SpMM uses a gather-matmul-scatter pattern: DMA gathers non-zero columns into a dense SBUF tile, Tensor Engine multiplies against the RHS, DMA scatters back. Efficiency depends on the nnz distribution per row.
Row-variable sparsity patterns need bucketing.
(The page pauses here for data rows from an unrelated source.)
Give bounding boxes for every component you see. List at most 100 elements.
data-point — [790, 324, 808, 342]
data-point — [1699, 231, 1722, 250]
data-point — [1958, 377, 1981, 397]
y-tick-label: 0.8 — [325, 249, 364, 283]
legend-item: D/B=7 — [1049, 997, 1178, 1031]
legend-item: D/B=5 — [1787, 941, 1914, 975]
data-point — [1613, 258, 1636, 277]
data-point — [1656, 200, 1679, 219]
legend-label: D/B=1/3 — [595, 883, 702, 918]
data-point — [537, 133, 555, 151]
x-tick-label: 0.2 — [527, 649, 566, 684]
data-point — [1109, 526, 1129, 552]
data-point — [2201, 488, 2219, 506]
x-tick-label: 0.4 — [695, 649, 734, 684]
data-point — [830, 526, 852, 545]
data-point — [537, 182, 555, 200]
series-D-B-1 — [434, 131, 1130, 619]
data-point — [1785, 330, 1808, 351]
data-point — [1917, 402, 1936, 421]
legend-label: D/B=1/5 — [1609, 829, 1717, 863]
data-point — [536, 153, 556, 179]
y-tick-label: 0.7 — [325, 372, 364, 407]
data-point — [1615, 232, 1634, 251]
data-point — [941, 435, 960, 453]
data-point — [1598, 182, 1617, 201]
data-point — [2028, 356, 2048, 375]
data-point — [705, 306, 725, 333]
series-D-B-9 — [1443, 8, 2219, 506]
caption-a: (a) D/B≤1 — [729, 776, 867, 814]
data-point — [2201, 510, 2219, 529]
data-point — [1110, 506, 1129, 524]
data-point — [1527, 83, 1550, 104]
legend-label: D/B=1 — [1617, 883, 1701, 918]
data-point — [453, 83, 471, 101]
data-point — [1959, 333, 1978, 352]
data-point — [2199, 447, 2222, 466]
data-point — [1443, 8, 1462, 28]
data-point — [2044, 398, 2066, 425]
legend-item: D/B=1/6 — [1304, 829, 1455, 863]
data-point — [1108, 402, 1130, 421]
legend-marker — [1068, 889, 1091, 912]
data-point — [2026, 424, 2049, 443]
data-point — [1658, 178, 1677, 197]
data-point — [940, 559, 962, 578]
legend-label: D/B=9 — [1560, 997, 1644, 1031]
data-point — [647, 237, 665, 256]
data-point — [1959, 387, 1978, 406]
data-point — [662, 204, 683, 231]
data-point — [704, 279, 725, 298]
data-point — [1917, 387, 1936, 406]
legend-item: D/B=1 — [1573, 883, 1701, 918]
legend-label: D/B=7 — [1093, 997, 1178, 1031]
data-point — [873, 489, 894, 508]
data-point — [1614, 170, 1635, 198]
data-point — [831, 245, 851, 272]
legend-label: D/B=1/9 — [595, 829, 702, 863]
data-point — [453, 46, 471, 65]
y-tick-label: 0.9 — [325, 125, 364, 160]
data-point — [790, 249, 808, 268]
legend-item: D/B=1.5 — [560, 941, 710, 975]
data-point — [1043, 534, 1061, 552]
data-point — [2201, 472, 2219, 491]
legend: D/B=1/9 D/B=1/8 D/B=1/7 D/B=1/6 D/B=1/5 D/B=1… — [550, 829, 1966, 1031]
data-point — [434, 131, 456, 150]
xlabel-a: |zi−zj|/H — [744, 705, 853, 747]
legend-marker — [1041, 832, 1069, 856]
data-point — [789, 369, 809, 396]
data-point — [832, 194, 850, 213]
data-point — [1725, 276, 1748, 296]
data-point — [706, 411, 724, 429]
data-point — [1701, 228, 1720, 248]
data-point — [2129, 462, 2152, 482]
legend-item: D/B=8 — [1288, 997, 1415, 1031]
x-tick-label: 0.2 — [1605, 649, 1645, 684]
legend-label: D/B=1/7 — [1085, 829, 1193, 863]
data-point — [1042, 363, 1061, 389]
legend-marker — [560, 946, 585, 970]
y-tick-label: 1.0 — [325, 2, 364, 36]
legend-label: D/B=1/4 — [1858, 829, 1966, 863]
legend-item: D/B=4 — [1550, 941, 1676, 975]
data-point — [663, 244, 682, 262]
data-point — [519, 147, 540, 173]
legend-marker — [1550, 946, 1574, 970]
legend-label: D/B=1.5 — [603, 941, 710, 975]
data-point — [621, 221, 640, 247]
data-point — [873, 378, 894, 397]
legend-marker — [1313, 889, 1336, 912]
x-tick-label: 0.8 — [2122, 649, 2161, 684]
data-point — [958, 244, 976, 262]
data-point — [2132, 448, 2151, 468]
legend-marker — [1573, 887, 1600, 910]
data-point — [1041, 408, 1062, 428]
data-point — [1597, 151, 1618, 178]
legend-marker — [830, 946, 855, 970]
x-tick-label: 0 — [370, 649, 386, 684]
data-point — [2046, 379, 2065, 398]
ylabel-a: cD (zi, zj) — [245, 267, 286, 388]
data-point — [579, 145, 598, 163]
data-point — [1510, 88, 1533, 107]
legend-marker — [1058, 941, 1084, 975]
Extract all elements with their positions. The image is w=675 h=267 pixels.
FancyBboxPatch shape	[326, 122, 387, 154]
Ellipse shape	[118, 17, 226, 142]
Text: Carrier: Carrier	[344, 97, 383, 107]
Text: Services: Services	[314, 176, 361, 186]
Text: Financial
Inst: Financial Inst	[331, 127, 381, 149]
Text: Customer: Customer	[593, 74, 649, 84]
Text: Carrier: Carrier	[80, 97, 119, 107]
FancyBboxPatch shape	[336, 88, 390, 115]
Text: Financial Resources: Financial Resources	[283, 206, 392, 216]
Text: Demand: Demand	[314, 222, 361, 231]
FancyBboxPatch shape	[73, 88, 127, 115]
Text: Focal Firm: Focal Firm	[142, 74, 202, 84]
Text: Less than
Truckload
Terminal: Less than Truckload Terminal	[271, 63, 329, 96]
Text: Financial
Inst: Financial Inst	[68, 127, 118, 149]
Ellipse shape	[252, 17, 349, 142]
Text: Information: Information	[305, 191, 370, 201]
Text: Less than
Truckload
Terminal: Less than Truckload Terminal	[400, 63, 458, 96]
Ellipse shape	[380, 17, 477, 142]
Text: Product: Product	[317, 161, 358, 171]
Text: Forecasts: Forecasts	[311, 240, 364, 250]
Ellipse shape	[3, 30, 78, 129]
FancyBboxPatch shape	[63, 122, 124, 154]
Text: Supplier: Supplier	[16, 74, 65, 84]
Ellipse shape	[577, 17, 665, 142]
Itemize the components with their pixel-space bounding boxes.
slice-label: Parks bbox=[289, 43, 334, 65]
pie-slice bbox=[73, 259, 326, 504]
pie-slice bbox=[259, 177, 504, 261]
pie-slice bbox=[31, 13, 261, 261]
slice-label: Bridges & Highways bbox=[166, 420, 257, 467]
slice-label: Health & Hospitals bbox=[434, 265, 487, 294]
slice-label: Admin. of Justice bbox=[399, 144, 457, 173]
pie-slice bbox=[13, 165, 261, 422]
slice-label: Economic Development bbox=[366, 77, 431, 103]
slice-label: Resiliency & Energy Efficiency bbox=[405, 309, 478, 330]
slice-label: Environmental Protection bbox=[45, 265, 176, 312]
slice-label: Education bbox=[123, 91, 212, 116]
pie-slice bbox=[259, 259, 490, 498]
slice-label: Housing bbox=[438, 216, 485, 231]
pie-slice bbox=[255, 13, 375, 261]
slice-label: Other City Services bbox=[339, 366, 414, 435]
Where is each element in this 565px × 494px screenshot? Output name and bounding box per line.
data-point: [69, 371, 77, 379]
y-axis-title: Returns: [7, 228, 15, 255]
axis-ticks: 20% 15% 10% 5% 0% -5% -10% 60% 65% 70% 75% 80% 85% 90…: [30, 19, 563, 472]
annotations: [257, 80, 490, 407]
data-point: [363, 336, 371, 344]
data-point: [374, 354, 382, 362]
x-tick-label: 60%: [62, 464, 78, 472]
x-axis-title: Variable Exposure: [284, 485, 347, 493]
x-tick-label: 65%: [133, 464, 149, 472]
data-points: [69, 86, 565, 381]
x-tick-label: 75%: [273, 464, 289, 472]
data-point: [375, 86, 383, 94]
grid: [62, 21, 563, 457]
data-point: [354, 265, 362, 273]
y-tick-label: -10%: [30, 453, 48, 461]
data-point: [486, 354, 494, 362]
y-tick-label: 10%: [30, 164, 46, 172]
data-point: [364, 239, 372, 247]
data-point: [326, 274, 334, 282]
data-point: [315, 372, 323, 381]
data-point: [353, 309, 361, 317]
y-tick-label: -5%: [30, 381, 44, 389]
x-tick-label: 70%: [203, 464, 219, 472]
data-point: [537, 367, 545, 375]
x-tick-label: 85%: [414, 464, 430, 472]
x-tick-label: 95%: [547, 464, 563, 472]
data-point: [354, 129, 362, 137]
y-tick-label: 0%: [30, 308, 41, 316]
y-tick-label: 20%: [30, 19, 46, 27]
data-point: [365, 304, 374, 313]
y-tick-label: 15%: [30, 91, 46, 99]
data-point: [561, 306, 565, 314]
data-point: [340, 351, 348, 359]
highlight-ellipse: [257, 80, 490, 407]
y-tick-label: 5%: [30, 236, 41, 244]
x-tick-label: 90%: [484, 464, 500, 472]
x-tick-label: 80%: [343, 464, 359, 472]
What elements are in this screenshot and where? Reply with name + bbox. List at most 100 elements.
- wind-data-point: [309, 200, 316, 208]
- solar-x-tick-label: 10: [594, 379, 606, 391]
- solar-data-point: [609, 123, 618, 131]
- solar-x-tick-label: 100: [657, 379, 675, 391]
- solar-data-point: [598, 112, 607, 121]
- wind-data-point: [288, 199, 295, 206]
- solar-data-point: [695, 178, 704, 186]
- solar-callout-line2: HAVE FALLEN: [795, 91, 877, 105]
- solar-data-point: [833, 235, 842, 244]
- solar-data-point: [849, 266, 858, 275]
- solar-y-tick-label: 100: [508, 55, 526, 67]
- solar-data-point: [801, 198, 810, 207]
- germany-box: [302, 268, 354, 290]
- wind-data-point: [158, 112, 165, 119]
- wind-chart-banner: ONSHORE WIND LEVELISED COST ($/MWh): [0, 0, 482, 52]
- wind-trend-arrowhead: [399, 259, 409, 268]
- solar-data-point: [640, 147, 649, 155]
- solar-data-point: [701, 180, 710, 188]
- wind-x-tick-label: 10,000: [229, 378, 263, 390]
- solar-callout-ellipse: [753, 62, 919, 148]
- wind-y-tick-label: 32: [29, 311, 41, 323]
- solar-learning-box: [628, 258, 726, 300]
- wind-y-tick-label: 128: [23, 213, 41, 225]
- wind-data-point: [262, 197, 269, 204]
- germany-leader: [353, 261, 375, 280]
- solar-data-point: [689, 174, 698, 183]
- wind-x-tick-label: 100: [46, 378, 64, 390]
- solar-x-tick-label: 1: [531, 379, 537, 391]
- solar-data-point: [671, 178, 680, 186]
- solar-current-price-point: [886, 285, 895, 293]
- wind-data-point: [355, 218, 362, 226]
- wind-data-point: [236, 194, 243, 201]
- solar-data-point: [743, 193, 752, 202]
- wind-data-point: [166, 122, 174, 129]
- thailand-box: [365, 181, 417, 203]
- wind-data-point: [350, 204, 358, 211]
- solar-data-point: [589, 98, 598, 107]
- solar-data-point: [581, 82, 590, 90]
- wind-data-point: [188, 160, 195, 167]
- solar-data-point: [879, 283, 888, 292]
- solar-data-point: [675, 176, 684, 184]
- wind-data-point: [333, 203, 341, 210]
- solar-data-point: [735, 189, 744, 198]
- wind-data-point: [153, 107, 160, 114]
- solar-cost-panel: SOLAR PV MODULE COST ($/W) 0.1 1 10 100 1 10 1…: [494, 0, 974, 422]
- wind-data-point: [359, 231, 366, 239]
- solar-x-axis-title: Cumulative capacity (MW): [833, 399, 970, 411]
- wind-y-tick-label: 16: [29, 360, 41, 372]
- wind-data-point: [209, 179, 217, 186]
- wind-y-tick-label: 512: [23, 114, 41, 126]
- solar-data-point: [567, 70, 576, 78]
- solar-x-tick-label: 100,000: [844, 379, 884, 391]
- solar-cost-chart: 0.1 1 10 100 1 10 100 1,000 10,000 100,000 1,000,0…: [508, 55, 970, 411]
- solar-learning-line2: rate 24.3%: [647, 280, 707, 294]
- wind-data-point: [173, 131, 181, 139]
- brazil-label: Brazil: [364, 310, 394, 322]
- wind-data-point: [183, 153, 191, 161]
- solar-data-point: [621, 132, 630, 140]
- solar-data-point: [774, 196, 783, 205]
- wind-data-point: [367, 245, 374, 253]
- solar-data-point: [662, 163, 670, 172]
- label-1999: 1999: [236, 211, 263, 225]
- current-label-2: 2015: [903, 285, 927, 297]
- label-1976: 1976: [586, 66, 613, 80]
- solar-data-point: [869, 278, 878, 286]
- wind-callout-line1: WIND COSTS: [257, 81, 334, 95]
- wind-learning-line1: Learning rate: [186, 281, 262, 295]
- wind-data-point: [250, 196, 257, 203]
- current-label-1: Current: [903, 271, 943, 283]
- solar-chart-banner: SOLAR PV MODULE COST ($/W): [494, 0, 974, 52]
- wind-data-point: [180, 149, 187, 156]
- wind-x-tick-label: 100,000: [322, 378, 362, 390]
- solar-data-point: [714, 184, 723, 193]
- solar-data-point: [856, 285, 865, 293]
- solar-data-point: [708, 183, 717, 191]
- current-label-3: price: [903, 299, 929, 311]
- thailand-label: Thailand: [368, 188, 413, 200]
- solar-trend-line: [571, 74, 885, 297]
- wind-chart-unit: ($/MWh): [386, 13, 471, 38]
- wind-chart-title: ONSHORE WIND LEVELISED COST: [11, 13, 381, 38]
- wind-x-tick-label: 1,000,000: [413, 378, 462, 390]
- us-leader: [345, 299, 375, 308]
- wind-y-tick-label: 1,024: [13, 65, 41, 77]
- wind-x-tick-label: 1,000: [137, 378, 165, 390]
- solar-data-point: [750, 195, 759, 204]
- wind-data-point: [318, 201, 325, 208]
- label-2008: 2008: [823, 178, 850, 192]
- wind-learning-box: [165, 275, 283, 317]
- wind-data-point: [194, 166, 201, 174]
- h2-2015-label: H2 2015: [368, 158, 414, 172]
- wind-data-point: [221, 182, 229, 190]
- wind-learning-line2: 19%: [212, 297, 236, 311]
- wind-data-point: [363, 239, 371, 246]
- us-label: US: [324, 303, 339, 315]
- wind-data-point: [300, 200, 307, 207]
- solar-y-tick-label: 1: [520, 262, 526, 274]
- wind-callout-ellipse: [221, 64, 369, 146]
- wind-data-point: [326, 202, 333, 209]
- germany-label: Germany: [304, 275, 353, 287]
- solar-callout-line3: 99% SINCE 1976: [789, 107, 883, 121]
Uniform nnz maps cleanly to fixed tiles; highly variable nnz is currently penalized.

cuTENSOR → trntensor¶

cuTENSOR is NVIDIA's general tensor-contraction library — it handles arbitrary einsum expressions by selecting contraction paths and dispatching to optimized kernels. trntensor offers the same shape:

C = trntensor.einsum("ijk,klm->ijlm", A, B)       # like cutensorContract
plan = trntensor.plan_contraction("ijk,klm->ijlm", A, B)
flops = trntensor.estimate_flops("ijk,klm->ijlm", A, B)
factors = trntensor.cp_decompose(X, rank=8)
core, facs = trntensor.tucker_decompose(X, ranks=(4, 4, 4))

Semantic differences.

The planner picks matmul, bmm, torch.einsum, or nki (future) based on the subscript pattern. 2D-over-single-index → matmul; batched → bmm; complex multi-index → einsum.
Optimal contraction ordering (like opt_einsum) is on the roadmap. Currently the planner handles one contraction at a time.
CP and Tucker decompositions use alternating least squares on top of trnblas-style GEMM primitives. They can be fed back through einsum at evaluation time, so a Tucker-compressed tensor can be contracted without materializing.

Reverse direction¶

The mapping goes both ways. A few idioms from trnsci are arguably cleaner than their CUDA counterparts — see examples/reverse_port_note.md for patterns a CUDA programmer might borrow back.